By Judge Anna
When I was a kid out on the playground beating up bullies, I had a series of strategies to choose from.
My favorite and most successful ruse involved turning my back on my adversary, which enrages bullies and makes them prone to lose their balance. They come rushing in on the seemingly open target. And then….
Did my elbow catch you in the ribs as I was turning to face your unprovoked assault? And, as I fell to the ground, flat on my back, did my boots hit your stomach and fling you like a sack of flour clean over my head? And then, as I scrambled to my feet, did I lose my balance and….
….pardon me, did the heel of my hand catch your chin?
Those were the days when life was simple and brutal. The bullies rose up and the bullies got knocked down…. and most of the time they weren’t quite sure what hit them. They would wander around for a few days looking dazed and suspicious, but with the constant reminder that I was unpleasant to bump into.
On a few– very few– occasions, they came back for seconds. Usually by then they were convinced that I was a witch or some kind of evil small demon, possessed by something more than the hand-to-hand combat skills my Uncle Jesse, a WWII Navy Ensign and post-war Merchant Mariner, taught me.
He’s the same one who gave me the Mohawk haircut when I was seven.
My gentlemanly Father abhorred the thought that his little girl would ever have to lift her delicate hand in self-defense. Uncle Jesse just rolled his eyes and took me aside, muttering something to the effect that my Father still lived in the Nineteenth Century when men were men.
“Well….what are they now, Uncle Jesse?”
“Idiots. So, this is what you do….”
By age seven I had more Sucker Punches in my arsenal than most grown men will ever know.
I didn’t know it, but my Uncle Jesse was an infamous fighter and got kicked out of the Navy because he won a boxing match against an Admiral’s son. And it didn’t bother him, either.
He just went directly into the Merchant Marine Service, which welcomed him with open arms —- and, as he often observed, far better pay and benefits.
But I digress.
What goes on in a courtroom really isn’t that much different than a playground. The bullies wear suits and sometimes robes, but they are bullies just the same, and just as vulnerable to lame duck sucker punches.

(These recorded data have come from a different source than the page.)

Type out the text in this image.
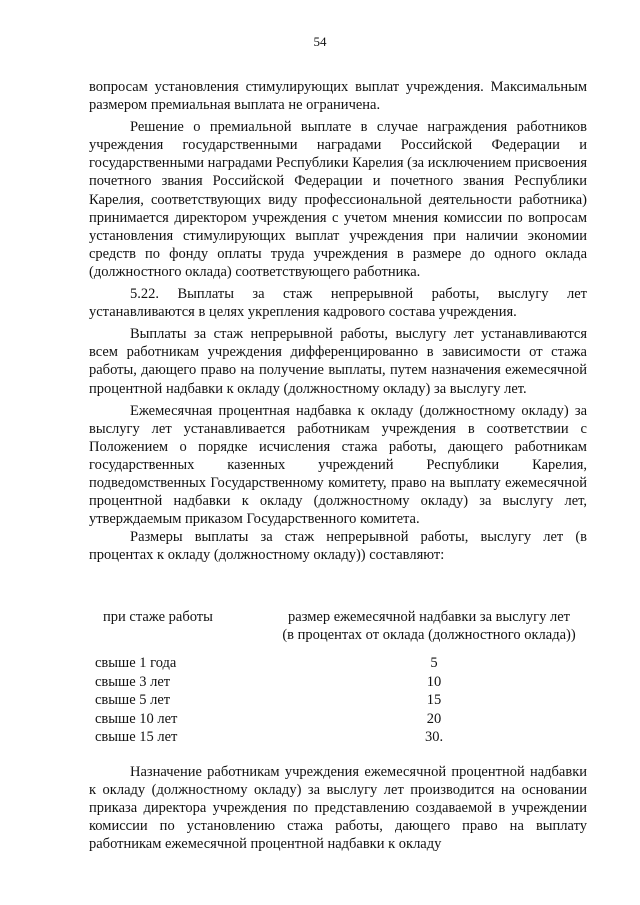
54

вопросам установления стимулирующих выплат учреждения. Максимальным размером премиальная выплата не ограничена.

Решение о премиальной выплате в случае награждения работников учреждения государственными наградами Российской Федерации и государственными наградами Республики Карелия (за исключением присвоения почетного звания Российской Федерации и почетного звания Республики Карелия, соответствующих виду профессиональной деятельности работника) принимается директором учреждения с учетом мнения комиссии по вопросам установления стимулирующих выплат учреждения при наличии экономии средств по фонду оплаты труда учреждения в размере до одного оклада (должностного оклада) соответствующего работника.

5.22. Выплаты за стаж непрерывной работы, выслугу лет устанавливаются в целях укрепления кадрового состава учреждения.

Выплаты за стаж непрерывной работы, выслугу лет устанавливаются всем работникам учреждения дифференцированно в зависимости от стажа работы, дающего право на получение выплаты, путем назначения ежемесячной процентной надбавки к окладу (должностному окладу) за выслугу лет.

Ежемесячная процентная надбавка к окладу (должностному окладу) за выслугу лет устанавливается работникам учреждения в соответствии с Положением о порядке исчисления стажа работы, дающего работникам государственных казенных учреждений Республики Карелия, подведомственных Государственному комитету, право на выплату ежемесячной процентной надбавки к окладу (должностному окладу) за выслугу лет, утверждаемым приказом Государственного комитета.

Размеры выплаты за стаж непрерывной работы, выслугу лет (в процентах к окладу (должностному окладу)) составляют:

при стаже работы	размер ежемесячной надбавки за выслугу лет
(в процентах от оклада (должностного оклада))
свыше 1 года	5
свыше 3 лет	10
свыше 5 лет	15
свыше 10 лет	20
свыше 15 лет	30.

Назначение работникам учреждения ежемесячной процентной надбавки к окладу (должностному окладу) за выслугу лет производится на основании приказа директора учреждения по представлению создаваемой в учреждении комиссии по установлению стажа работы, дающего право на выплату работникам ежемесячной процентной надбавки к окладу
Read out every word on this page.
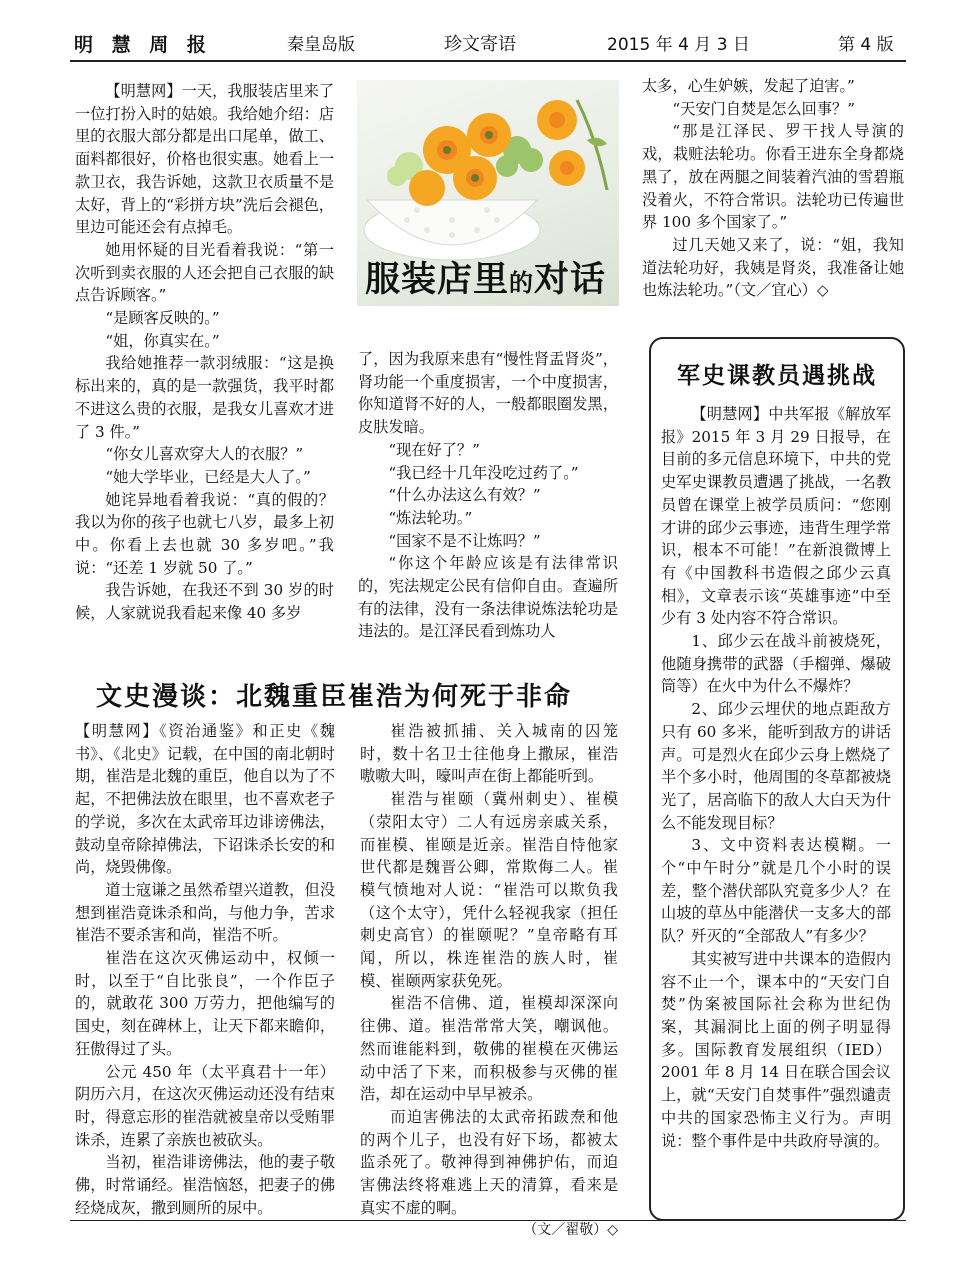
明 慧 周 报	秦皇岛版	珍文寄语	2015 年 4 月 3 日	第 4 版
服装店里的对话

【明慧网】一天，我服装店里来了一位打扮入时的姑娘。我给她介绍：店里的衣服大部分都是出口尾单，做工、面料都很好，价格也很实惠。她看上一款卫衣，我告诉她，这款卫衣质量不是太好，背上的“彩拼方块”洗后会褪色，里边可能还会有点掉毛。

她用怀疑的目光看着我说：“第一次听到卖衣服的人还会把自己衣服的缺点告诉顾客。”

“是顾客反映的。”

“姐，你真实在。”

我给她推荐一款羽绒服：“这是换标出来的，真的是一款强货，我平时都不进这么贵的衣服，是我女儿喜欢才进了 3 件。”

“你女儿喜欢穿大人的衣服？”

“她大学毕业，已经是大人了。”

她诧异地看着我说：“真的假的？我以为你的孩子也就七八岁，最多上初中。你看上去也就 30 多岁吧。”我说：“还差 1 岁就 50 了。”

我告诉她，在我还不到 30 岁的时候，人家就说我看起来像 40 多岁

了，因为我原来患有“慢性肾盂肾炎”，肾功能一个重度损害，一个中度损害，你知道肾不好的人，一般都眼圈发黑，皮肤发暗。

“现在好了？”

“我已经十几年没吃过药了。”

“什么办法这么有效？”

“炼法轮功。”

“国家不是不让炼吗？”

“你这个年龄应该是有法律常识的，宪法规定公民有信仰自由。查遍所有的法律，没有一条法律说炼法轮功是违法的。是江泽民看到炼功人

太多，心生妒嫉，发起了迫害。”

“天安门自焚是怎么回事？”

“那是江泽民、罗干找人导演的戏，栽赃法轮功。你看王进东全身都烧黑了，放在两腿之间装着汽油的雪碧瓶没着火，不符合常识。法轮功已传遍世界 100 多个国家了。”

过几天她又来了，说：“姐，我知道法轮功好，我姨是肾炎，我准备让她也炼法轮功。”（文／宜心）◇

军史课教员遇挑战

【明慧网】中共军报《解放军报》2015 年 3 月 29 日报导，在目前的多元信息环境下，中共的党史军史课教员遭遇了挑战，一名教员曾在课堂上被学员质问：“您刚才讲的邱少云事迹，违背生理学常识，根本不可能！”在新浪微博上有《中国教科书造假之邱少云真相》，文章表示该“英雄事迹”中至少有 3 处内容不符合常识。

1、邱少云在战斗前被烧死，他随身携带的武器（手榴弹、爆破筒等）在火中为什么不爆炸？

2、邱少云埋伏的地点距敌方只有 60 多米，能听到敌方的讲话声。可是烈火在邱少云身上燃烧了半个多小时，他周围的冬草都被烧光了，居高临下的敌人大白天为什么不能发现目标？

3、文中资料表达模糊。一个“中午时分”就是几个小时的误差，整个潜伏部队究竟多少人？在山坡的草丛中能潜伏一支多大的部队？歼灭的“全部敌人”有多少？

其实被写进中共课本的造假内容不止一个，课本中的“天安门自焚”伪案被国际社会称为世纪伪案，其漏洞比上面的例子明显得多。国际教育发展组织（IED）2001 年 8 月 14 日在联合国会议上，就“天安门自焚事件”强烈谴责中共的国家恐怖主义行为。声明说：整个事件是中共政府导演的。

文史漫谈：北魏重臣崔浩为何死于非命

【明慧网】《资治通鉴》和正史《魏书》、《北史》记载，在中国的南北朝时期，崔浩是北魏的重臣，他自以为了不起，不把佛法放在眼里，也不喜欢老子的学说，多次在太武帝耳边诽谤佛法，鼓动皇帝除掉佛法，下诏诛杀长安的和尚，烧毁佛像。

道士寇谦之虽然希望兴道教，但没想到崔浩竟诛杀和尚，与他力争，苦求崔浩不要杀害和尚，崔浩不听。

崔浩在这次灭佛运动中，权倾一时，以至于“自比张良”，一个作臣子的，就敢花 300 万劳力，把他编写的国史，刻在碑林上，让天下都来瞻仰，狂傲得过了头。

公元 450 年（太平真君十一年）阴历六月，在这次灭佛运动还没有结束时，得意忘形的崔浩就被皇帝以受贿罪诛杀，连累了亲族也被砍头。

当初，崔浩诽谤佛法，他的妻子敬佛，时常诵经。崔浩恼怒，把妻子的佛经烧成灰，撒到厕所的尿中。

崔浩被抓捕、关入城南的囚笼时，数十名卫士往他身上撒尿，崔浩嗷嗷大叫，嚎叫声在街上都能听到。

崔浩与崔颐（冀州刺史）、崔模（荥阳太守）二人有远房亲戚关系，而崔模、崔颐是近亲。崔浩自恃他家世代都是魏晋公卿，常欺侮二人。崔模气愤地对人说：“崔浩可以欺负我（这个太守），凭什么轻视我家（担任刺史高官）的崔颐呢？”皇帝略有耳闻，所以，株连崔浩的族人时，崔模、崔颐两家获免死。

崔浩不信佛、道，崔模却深深向往佛、道。崔浩常常大笑，嘲讽他。然而谁能料到，敬佛的崔模在灭佛运动中活了下来，而积极参与灭佛的崔浩，却在运动中早早被杀。

而迫害佛法的太武帝拓跋焘和他的两个儿子，也没有好下场，都被太监杀死了。敬神得到神佛护佑，而迫害佛法终将难逃上天的清算，看来是真实不虚的啊。

（文／翟敬）◇
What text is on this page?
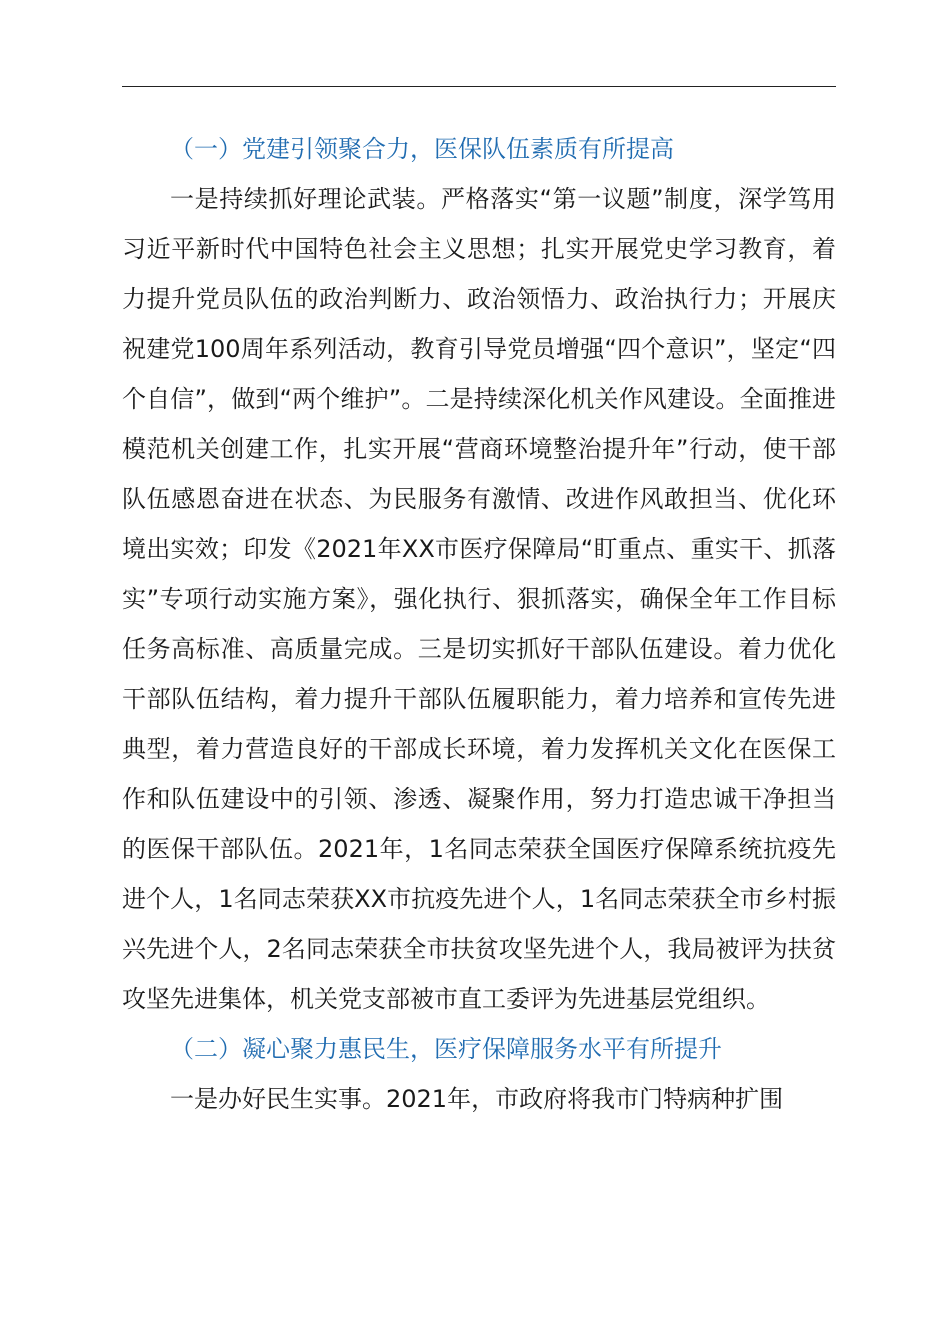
（一）党建引领聚合力，医保队伍素质有所提高

一是持续抓好理论武装。严格落实“第一议题”制度，深学笃用习近平新时代中国特色社会主义思想；扎实开展党史学习教育，着力提升党员队伍的政治判断力、政治领悟力、政治执行力；开展庆祝建党100周年系列活动，教育引导党员增强“四个意识”，坚定“四个自信”，做到“两个维护”。二是持续深化机关作风建设。全面推进模范机关创建工作，扎实开展“营商环境整治提升年”行动，使干部队伍感恩奋进在状态、为民服务有激情、改进作风敢担当、优化环境出实效；印发《2021年XX市医疗保障局“盯重点、重实干、抓落实”专项行动实施方案》，强化执行、狠抓落实，确保全年工作目标任务高标准、高质量完成。三是切实抓好干部队伍建设。着力优化干部队伍结构，着力提升干部队伍履职能力，着力培养和宣传先进典型，着力营造良好的干部成长环境，着力发挥机关文化在医保工作和队伍建设中的引领、渗透、凝聚作用，努力打造忠诚干净担当的医保干部队伍。2021年，1名同志荣获全国医疗保障系统抗疫先进个人，1名同志荣获XX市抗疫先进个人，1名同志荣获全市乡村振兴先进个人，2名同志荣获全市扶贫攻坚先进个人，我局被评为扶贫攻坚先进集体，机关党支部被市直工委评为先进基层党组织。

（二）凝心聚力惠民生，医疗保障服务水平有所提升

一是办好民生实事。2021年，市政府将我市门特病种扩围
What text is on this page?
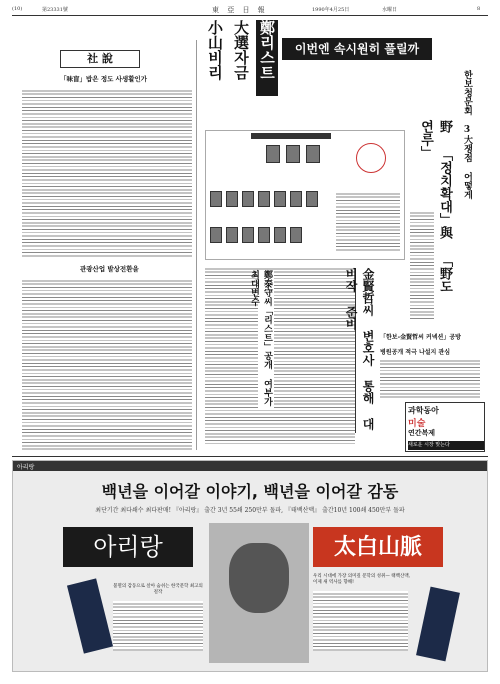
(10)	第23331號	東 亞 日 報	1990年4月25日	水曜日	8
社 說
「味盲」밥은 정도 사생활인가
관광산업 발상전환을
鄭리스트
大選자금
小山비리	이번엔 속시원히 풀릴까
한보청문회 3大쟁점 어떻게
野 「정치확대」與 「野도 연루」
金賢哲씨 변호사 통해 대비작 준비
鄭泰守씨「리스트」공개 여부가 최대변수
「한보-金賢哲씨 커넥션」공방
병원공개 적극 나설지 관심
과학동아
미술
연간복제
새로운 시장 맞는다
아리랑
백년을 이어갈 이야기, 백년을 이어갈 감동
최단기간 최다쇄수 최다판매! 『아리랑』 출간 3년 55쇄 250만부 돌파, 『태백산맥』 출간10년 100쇄 450만부 돌파
아리랑
불멸의 감동으로 살아 숨쉬는 한국문학 최고의 걸작
太白山脈
우리 시대에 가장 의미깊 문학의 성취— 태백산맥, 이제 새 역사를 향해!
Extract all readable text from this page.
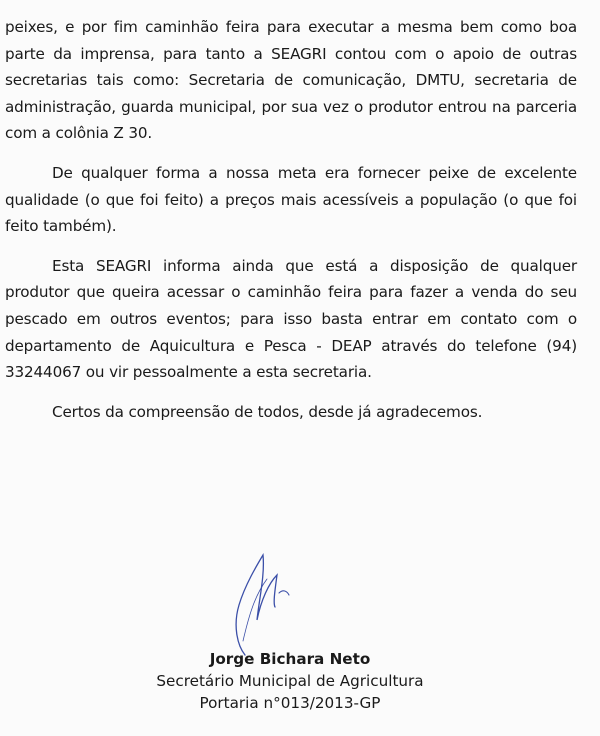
peixes, e por fim caminhão feira para executar a mesma bem como boa parte da imprensa, para tanto a SEAGRI contou com o apoio de outras secretarias tais como: Secretaria de comunicação, DMTU, secretaria de administração, guarda municipal, por sua vez o produtor entrou na parceria com a colônia Z 30.

De qualquer forma a nossa meta era fornecer peixe de excelente qualidade (o que foi feito) a preços mais acessíveis a população (o que foi feito também).

Esta SEAGRI informa ainda que está a disposição de qualquer produtor que queira acessar o caminhão feira para fazer a venda do seu pescado em outros eventos; para isso basta entrar em contato com o departamento de Aquicultura e Pesca - DEAP através do telefone (94) 33244067 ou vir pessoalmente a esta secretaria.

Certos da compreensão de todos, desde já agradecemos.

Jorge Bichara Neto
Secretário Municipal de Agricultura
Portaria n°013/2013-GP
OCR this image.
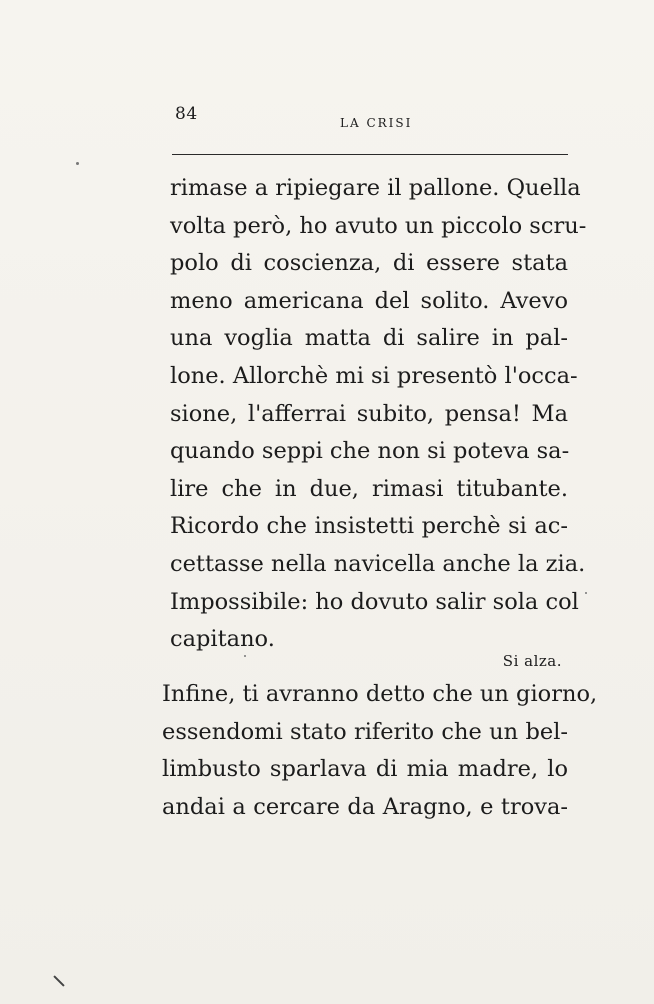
84	LA CRISI
rimase a ripiegare il pallone. Quella
volta però, ho avuto un piccolo scru-
polo di coscienza, di essere stata
meno americana del solito. Avevo
una voglia matta di salire in pal-
lone. Allorchè mi si presentò l'occa-
sione, l'afferrai subito, pensa! Ma
quando seppi che non si poteva sa-
lire che in due, rimasi titubante.
Ricordo che insistetti perchè si ac-
cettasse nella navicella anche la zia.
Impossibile: ho dovuto salir sola col
capitano.
Si alza.
Infine, ti avranno detto che un giorno,
essendomi stato riferito che un bel-
limbusto sparlava di mia madre, lo
andai a cercare da Aragno, e trova-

Since I’ve been banned from the courtrooms in Boston and elsewhere, I’ve had to content myself with armchair participation from the second and third row seats, but the rules of engagement remain the same.
Surprise them (akin to turning your back) and “accidentally” beat them to a pulp before they know what happened. You have to be nice about it, of course. Always solicitous and polite. Never threatening or nasty.
Know that you are not subject to any foreign law, until and unless you voluntarily enter foreign territory.
Notice that word, “voluntarily” — for them to claim jurisdiction, you have to enter their jurisdiction and it must be done voluntarily, so both elements — your “presence” in their realm and the voluntary nature of that presence, must both be proven by the prosecutor, if you press the issues.
Otherwise, you are: (a) not in any federal jurisdiction; (b) not voluntarily in any federal jurisdiction, or (c) just utilizing a “pass through service” provided by your loyal employees, and they have nothing to say about that at all.